Each generation of Intel CPU chip has performed this operation in fewer clock cycles than the previous generation.
- A 386 CPU required a minimum of 6 clock ticks to add two numbers.
- A 486 CPU could generally add two numbers in two clock ticks.
- A Pentium CPU could add two numbers in a single clock tick.
- A modern processor can add two to six pairs of numbers in a single clock tick. If it discovers that the next instruction needs data that hasn’t arrived from slow memory, it can rearrange things to execute subsequent instructions until the data arrives.
After the Pentium, however, each new generation of CPU used ever more complex circuitry to make incrementally smaller improvements in performance. When programs were single threaded and ran on only one CPU, this effort was the best chip designers could do. However, for the last five years programmers have been aware of bulk instructions (doing one thing to two blocks of numbers instead of just a pair of numbers) and threading (running two parts of your program on two different processors at the same time). Some highly parallel or low power devices have taken several steps back and returned to the original first generation Pentium design when CPU design was simplest and efficiency was greatest.
Possible Future: Error Detection
Intel recently published a research paper that suggests a future change in CPU chip design that could lead to faster, better chips. Remember, the CPU clock has to run at a rate that allows each circuit to switch from 0 to 1 or from 1 to 0 before the next clock tick. The clock can be no faster than the slowest circuit. If the clock is too fast, a circuit could be somewhere between 0 and 1 when the period ends, and with an indeterminate value the operation now generates an error.
For fourty years computer memory on servers has had an error checking function called ECC. Intel knows how this works because in 1972, long before it ever considered building a microprocessor, it was building ECC memory for IBM mainframe computers. ECC adds extra bits to a block of memory, and sets those bits based on a mathematical/logical operation on the value of the other bits. Typically ECC can correct an error in any single bit and detect an error involving more than one bit.
Exactly how to do this in a CPU chip is the Intel research subject. The point, however, is that by adding additional circuits to each internal processing unit in the CPU chip, it should be possible to detect when one of the circuits failed to reach a proper state at the end of the last clock cycle. At that point the CPU chip may miss the next clock cycle reexecuting the failed operation. It doesn’t really matter that error recovery is disruptive, because if it happens infrequently it will have no measurable effect on overall processing power.

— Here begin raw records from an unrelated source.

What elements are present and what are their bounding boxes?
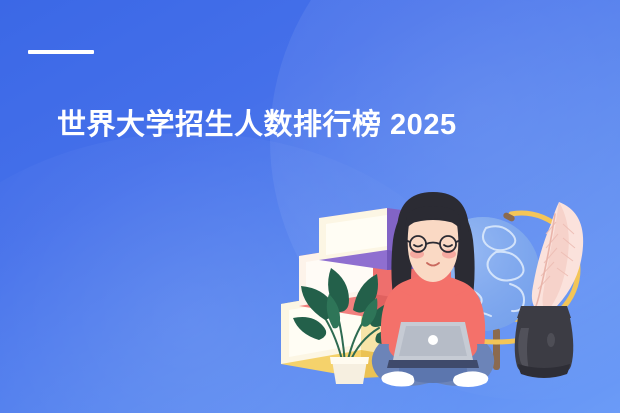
title-accent-rule: [28, 50, 94, 54]
banner-card: 世界大学招生人数排行榜 2025: [0, 0, 620, 413]
quill-feather-icon: [532, 202, 583, 314]
page-title: 世界大学招生人数排行榜 2025: [57, 107, 457, 143]
hero-illustration: [275, 178, 620, 390]
laptop-icon: [387, 322, 479, 368]
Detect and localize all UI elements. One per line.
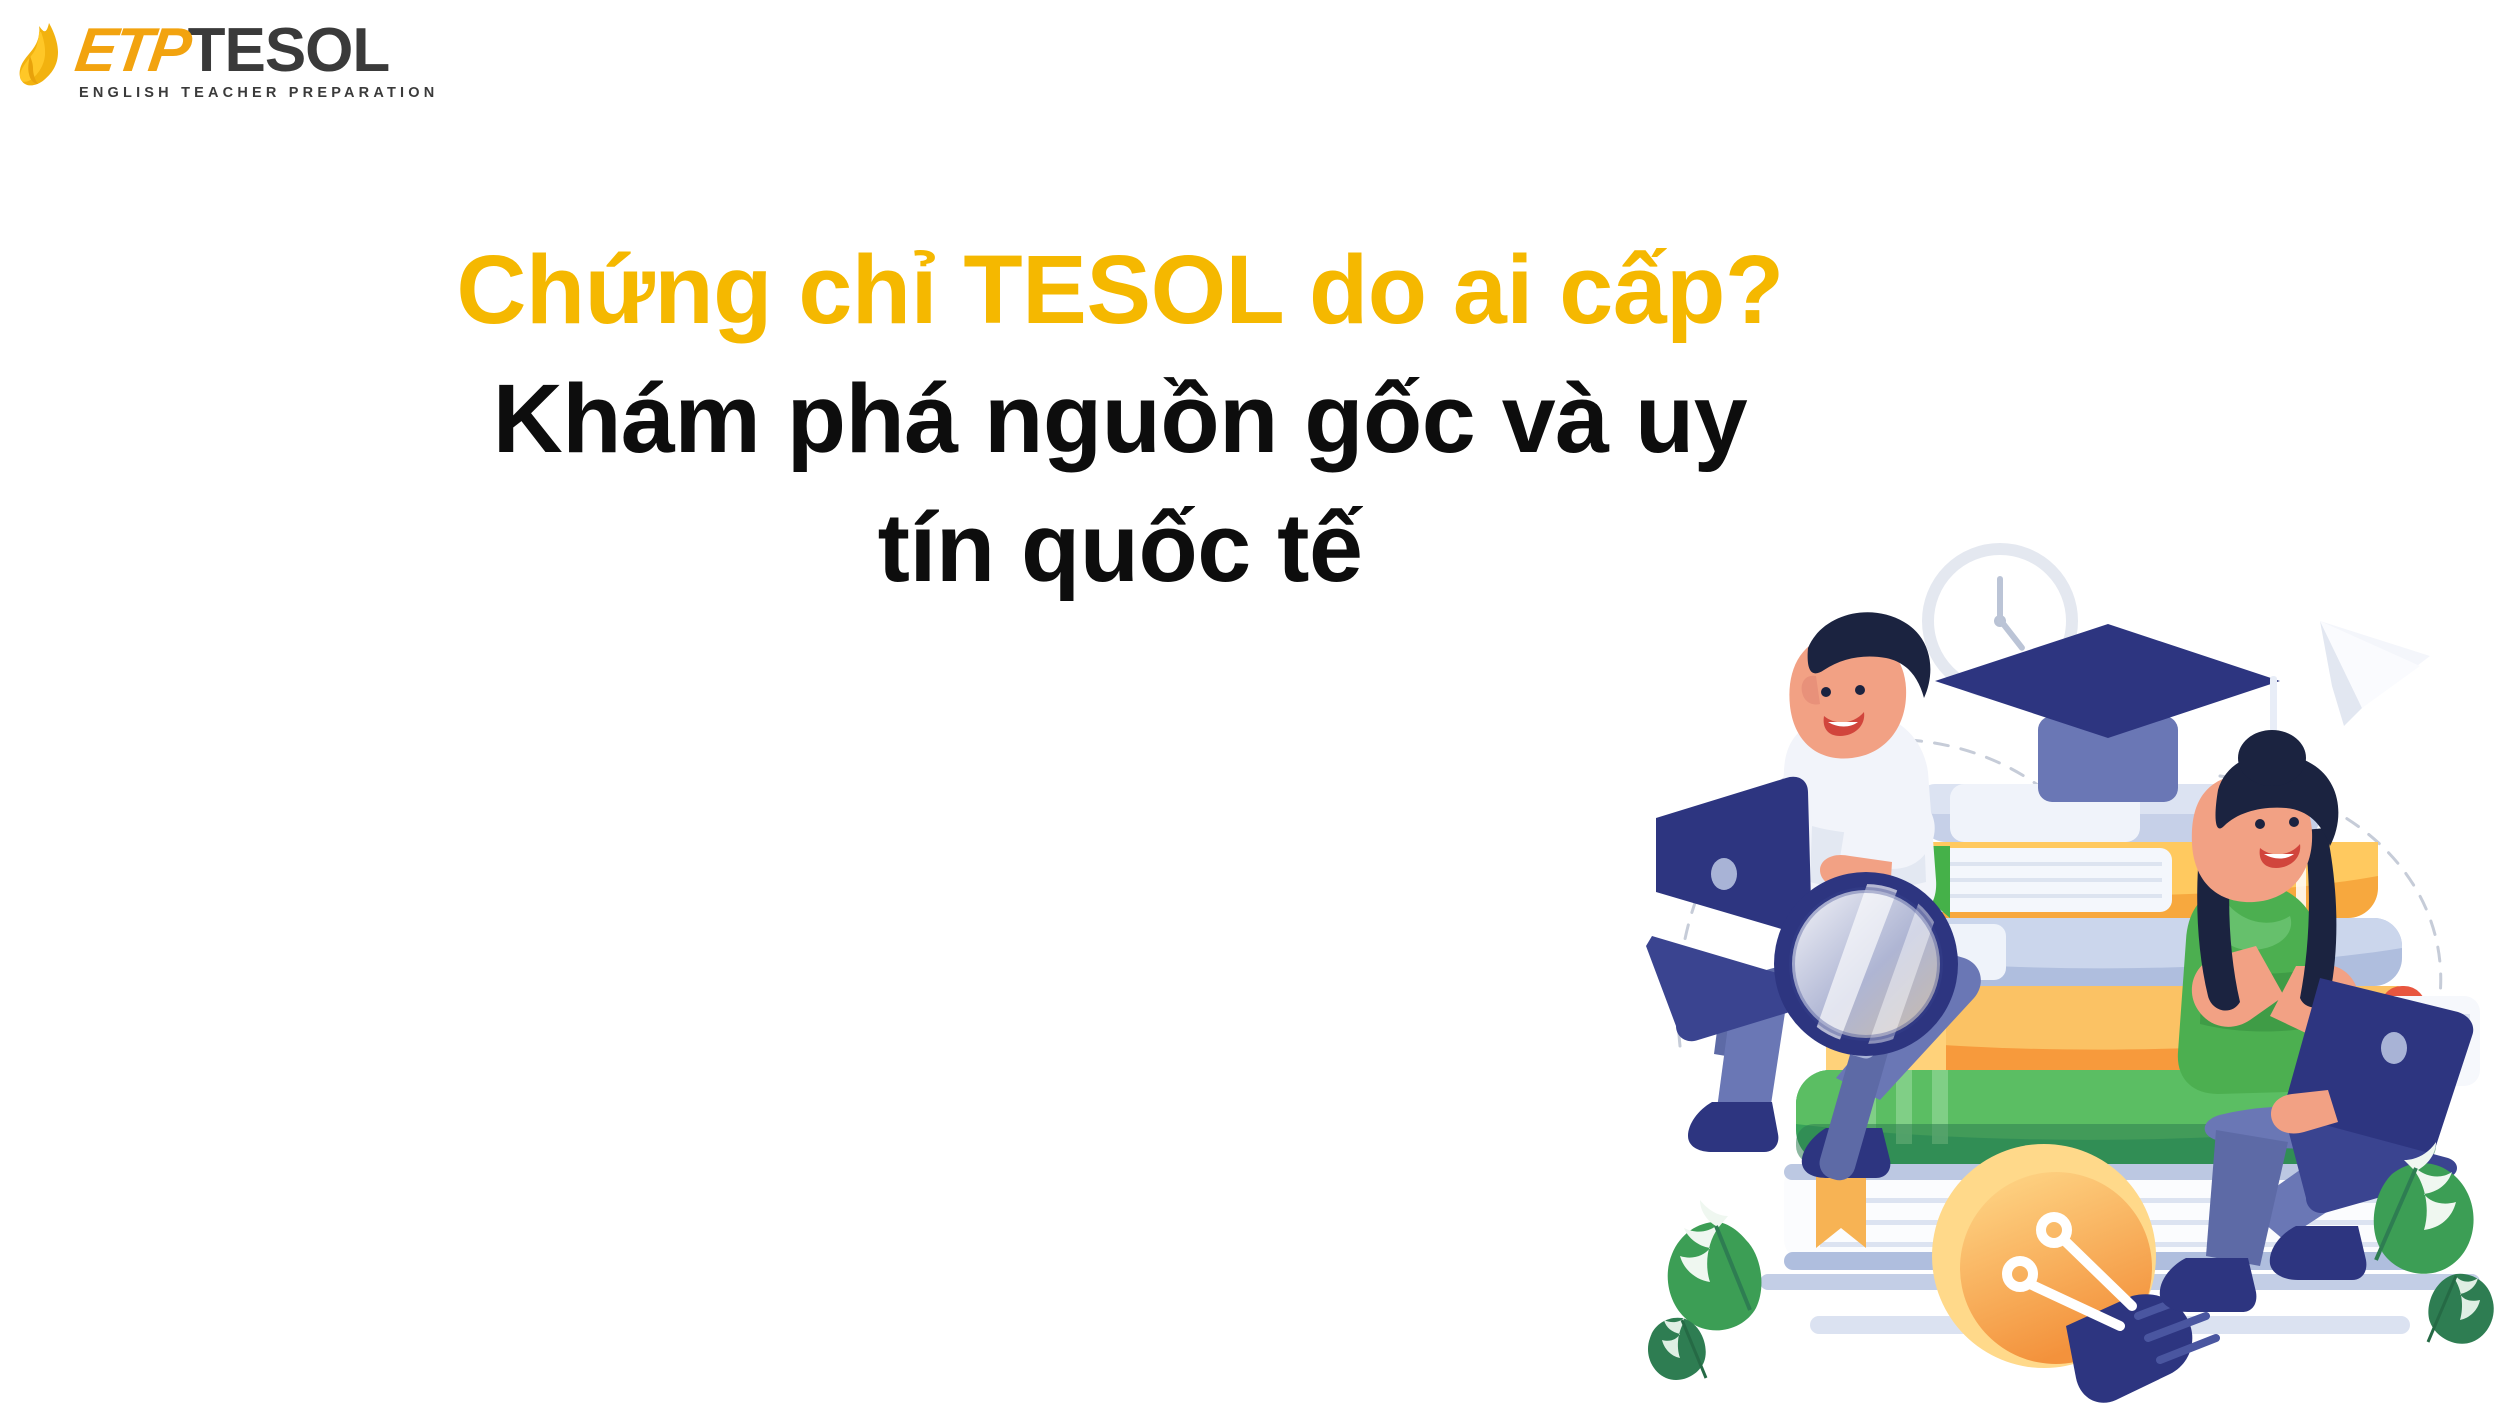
monstera-leaf-left-icon — [1648, 1200, 1761, 1380]
banner-root: ETP TESOL ENGLISH TEACHER PREPARATION Ch… — [0, 0, 2500, 1406]
woman-eye-left-icon — [2255, 819, 2265, 829]
hair-bun-icon — [2238, 730, 2306, 786]
hero-illustration — [1620, 526, 2500, 1406]
brand-name-tesol: TESOL — [188, 22, 390, 81]
brand-tagline: ENGLISH TEACHER PREPARATION — [79, 85, 438, 101]
laptop-man-icon — [1656, 777, 1812, 938]
headline-line-3: tín quốc tế — [180, 483, 2060, 612]
brand-wordmark: ETP TESOL — [76, 22, 438, 81]
brand-logo[interactable]: ETP TESOL ENGLISH TEACHER PREPARATION — [18, 22, 438, 101]
shoe-woman-left-icon — [2160, 1258, 2257, 1312]
eye-left-icon — [1821, 687, 1831, 697]
paper-plane-icon — [2320, 621, 2430, 726]
brand-name-etp: ETP — [72, 22, 192, 81]
eye-right-icon — [1855, 685, 1865, 695]
woman-eye-right-icon — [2289, 817, 2299, 827]
shoe-left-icon — [1688, 1102, 1778, 1152]
page-title: Chứng chỉ TESOL do ai cấp? Khám phá nguồ… — [180, 225, 2060, 612]
headline-line-1: Chứng chỉ TESOL do ai cấp? — [180, 225, 2060, 354]
headline-line-2: Khám phá nguồn gốc và uy — [180, 354, 2060, 483]
flame-icon — [18, 22, 70, 100]
brand-wordblock: ETP TESOL ENGLISH TEACHER PREPARATION — [76, 22, 438, 101]
shoe-woman-right-icon — [2270, 1226, 2367, 1280]
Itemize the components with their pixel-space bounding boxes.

Because current CPU chips have no error detection capability, they have to be run with very conservative clock speeds. Intel calculates that if error detection and recovery were built into the CPU, the chips could run one third faster, or sever chips could consume one third less power and generate that much less heat. That is a very, very big gain in exchange for very infrequently missing a clock cycle or two in order to retry a failed operation.
Adding error recovery would be a big change to the design of CPU chips. Intel makes major design changes every other year. It is not clear when this change might become part of their architecture, but the idea is so reasonable and the result will be so powerful that it seems certain they will try hard to make it work.